Le développement de l’économie du vélo en Belgique est porté par un ensemble de facteurs. Tout d’abord, la présence des conditions nécessaires à la pratique du vélo : un nombre suffisant d’infrastructures cyclables sécurisées et qualitatives ainsi qu’une offre exhaustive et variée de vélos (dont des électriques). Ensuite, un contexte politique favorable à la mobilité à vélo avec notamment l’indemnité vélo pour les travailleurs, le régime fiscalement avantageux pour les vélos (d’entreprise) et l’inclusion d’une politique cyclable concrète dans les plans de mobilité.
L’étude analyse 4 activités relativement nouvelles liées au vélo qui connaissent une croissance exponentielle tout en disposant encore simultanément d’un important potentiel de développement. Ce sont le leasing de vélo, et les assurances vélo qui y sont liées, les vélos en libre-service, et la logistique à vélo. Ces activités ont fait l’objet d’une analyse du potentiel de croissance.
Le potentiel de croissance a été établi sur base des hypothèses suivantes :
Pour les vélos partagés, l’étude suppose que la Belgique évoluerait vers le point de référence européen pour les systèmes de vélos partagés, à savoir 35,4 unités pour 10 000 habitants.

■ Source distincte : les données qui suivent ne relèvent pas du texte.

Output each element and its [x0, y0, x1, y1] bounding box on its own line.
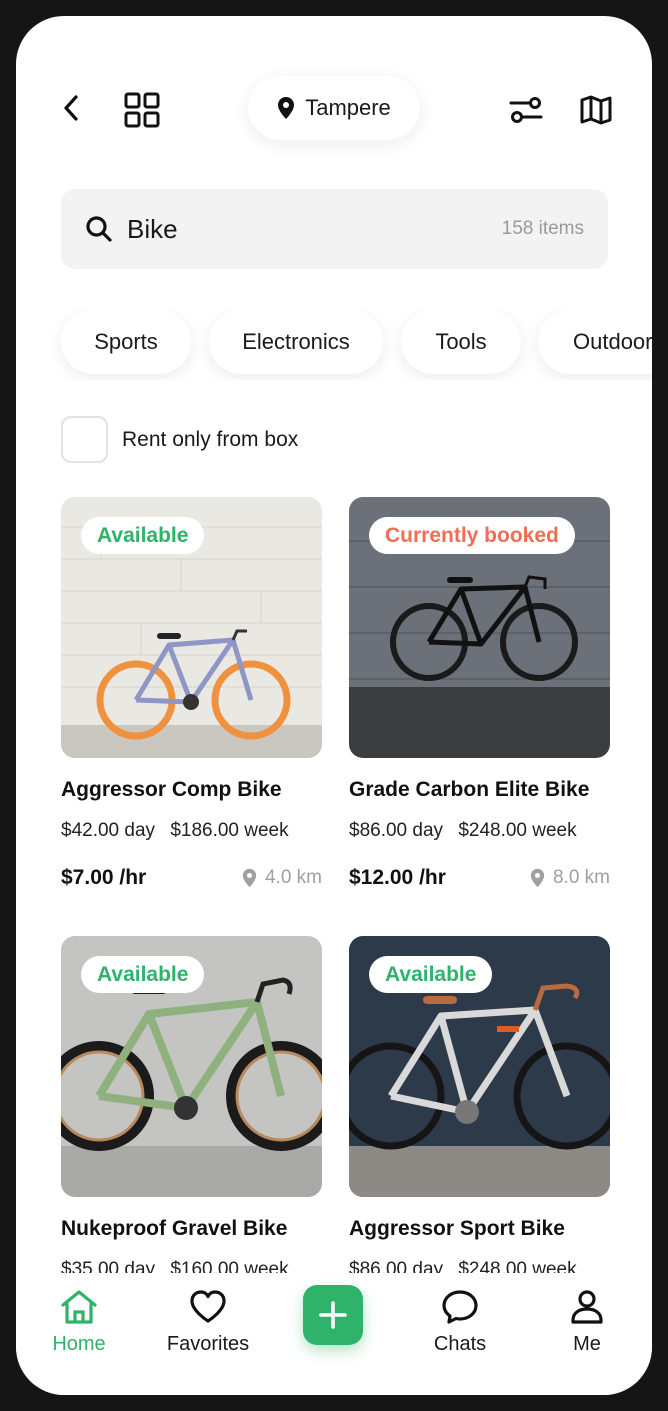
product-title: Nukeproof Gravel Bike [61, 1217, 288, 1240]
nav-me[interactable]: Me [561, 1289, 613, 1356]
product-image: Currently booked [349, 497, 610, 758]
nav-me-label: Me [573, 1333, 601, 1355]
status-badge: Available [81, 517, 205, 554]
price-per-day: $42.00 day [61, 820, 156, 841]
rent-only-from-box-filter[interactable]: Rent only from box [61, 416, 298, 463]
chat-icon [442, 1290, 478, 1324]
location-pin-icon [530, 868, 545, 888]
product-prices: $42.00 day $186.00 week [61, 820, 322, 842]
product-distance: 4.0 km [242, 867, 322, 889]
price-per-week: $186.00 week [170, 820, 289, 841]
product-footer: $12.00 /hr 8.0 km [349, 866, 610, 890]
price-per-hour: $12.00 /hr [349, 866, 446, 889]
category-chip-electronics[interactable]: Electronics [209, 310, 383, 374]
product-card[interactable]: Currently booked Grade Carbon Elite Bike… [349, 497, 610, 890]
filter-icon [509, 97, 543, 123]
product-prices: $86.00 day $248.00 week [349, 820, 610, 842]
category-chip-tools[interactable]: Tools [401, 310, 521, 374]
phone-screen: Tampere 158 items Sports Electronics Too… [16, 16, 652, 1395]
bottom-navigation: Home Favorites Chats Me [16, 1273, 652, 1395]
location-label: Tampere [305, 95, 391, 120]
map-icon [580, 95, 612, 125]
location-selector[interactable]: Tampere [248, 76, 420, 140]
heart-icon [190, 1290, 226, 1323]
product-image: Available [61, 497, 322, 758]
status-badge: Available [369, 956, 493, 993]
status-badge: Available [81, 956, 205, 993]
price-per-day: $86.00 day [349, 820, 444, 841]
rent-only-from-box-checkbox[interactable] [61, 416, 108, 463]
product-footer: $7.00 /hr 4.0 km [61, 866, 322, 890]
product-card[interactable]: Available Aggressor Comp Bike $42.00 day… [61, 497, 322, 890]
nav-favorites[interactable]: Favorites [164, 1289, 252, 1356]
add-listing-button[interactable] [303, 1285, 363, 1345]
product-title: Aggressor Comp Bike [61, 778, 282, 801]
product-card[interactable]: Available Nukeproof Gravel Bike $35.00 d… [61, 936, 322, 1281]
category-chip-outdoor[interactable]: Outdoor [538, 310, 652, 374]
product-title: Grade Carbon Elite Bike [349, 778, 590, 801]
home-icon [61, 1290, 97, 1324]
nav-favorites-label: Favorites [166, 1333, 250, 1355]
nav-chats[interactable]: Chats [430, 1289, 490, 1356]
product-image: Available [61, 936, 322, 1197]
grid-icon [124, 92, 160, 128]
nav-home-label: Home [52, 1333, 106, 1355]
nav-chats-label: Chats [433, 1333, 487, 1355]
search-result-count: 158 items [501, 218, 584, 239]
product-title: Aggressor Sport Bike [349, 1217, 565, 1240]
price-per-hour: $7.00 /hr [61, 866, 147, 889]
distance-label: 8.0 km [552, 867, 610, 888]
location-pin-icon [278, 97, 295, 119]
location-pin-icon [242, 868, 257, 888]
plus-icon [319, 1301, 347, 1329]
chevron-left-icon [64, 95, 78, 121]
nav-home[interactable]: Home [49, 1289, 109, 1356]
search-input[interactable] [127, 213, 502, 245]
filter-button[interactable] [506, 92, 546, 128]
category-chips: Sports Electronics Tools Outdoor [16, 310, 652, 380]
search-bar[interactable]: 158 items [61, 189, 608, 269]
back-button[interactable] [56, 92, 88, 124]
category-chip-sports[interactable]: Sports [61, 310, 191, 374]
user-icon [571, 1290, 603, 1324]
product-card[interactable]: Available Aggressor Sport Bike $86.00 da… [349, 936, 610, 1281]
grid-view-button[interactable] [122, 90, 162, 130]
distance-label: 4.0 km [264, 867, 322, 888]
map-button[interactable] [576, 92, 616, 128]
search-icon [86, 216, 112, 242]
price-per-week: $248.00 week [458, 820, 577, 841]
rent-only-from-box-label: Rent only from box [122, 427, 299, 451]
status-badge: Currently booked [369, 517, 575, 554]
product-distance: 8.0 km [530, 867, 610, 889]
product-image: Available [349, 936, 610, 1197]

Pour le leasing de vélos, l’étude part du principe que 15 % des travailleurs belges peuvent profiter d’une telle mesure. Ce pourcentage est comparable à la proportion actuelle de bénéficiaires d’une voiture de société.
Pour la logistique à vélo, l’étude présume que 25 % de l’ensemble des livraisons urbaines seraient effectuées à vélo.
En conclusion, le scénario du leasing de vélos est celui qui produit la plus grande valeur ajoutée tandis que le scénario de la logistique à vélo est celui qui implique le plus fort taux d’emploi sur la base du nombre d’ETP. Pour ce dernier, le potentiel de croissance est important.
Urbike
Un volet spécifique est consacré à Urbike et la livraison « dernier km » en vélo-cargos qui met en évidence une série de défis pour le secteur dont la part est estimée à 1% des livraisons actuellement mais dont le potentiel avoisinerait les 25 %.
Zones géographiques
Lorsqu’il est tenu compte du potentiel de développement par zone géographique, il apparaît clairement que le plus grand potentiel de croissance pour le vélo se situe en Wallonie. La part modale du vélo (7%) y est encore nettement inférieure aux valeurs atteintes à Bruxelles (12%), mais surtout par rapport à la Flandre (46%). Au sud du pays, le vélo est encore considéré comme un loisir et n’est pas encore ancré comme un moyen de transport à part entière. Signalons que le potentiel est encore important sur Bruxelles également. Toutefois deux conditions sont nécessaires à la poursuite de la croissance : un nombre suffisant d’infrastructures cyclables sécurisées et de qualité ainsi qu’une offre de vélos suffisante, qualitative et variée.
Les comportements
Plusieurs études montrent que les consommateurs cyclistes visitent plus fréquemment un même point de vente et finissent donc par y dépenser plus d’argent que les clients qui viennent en voiture.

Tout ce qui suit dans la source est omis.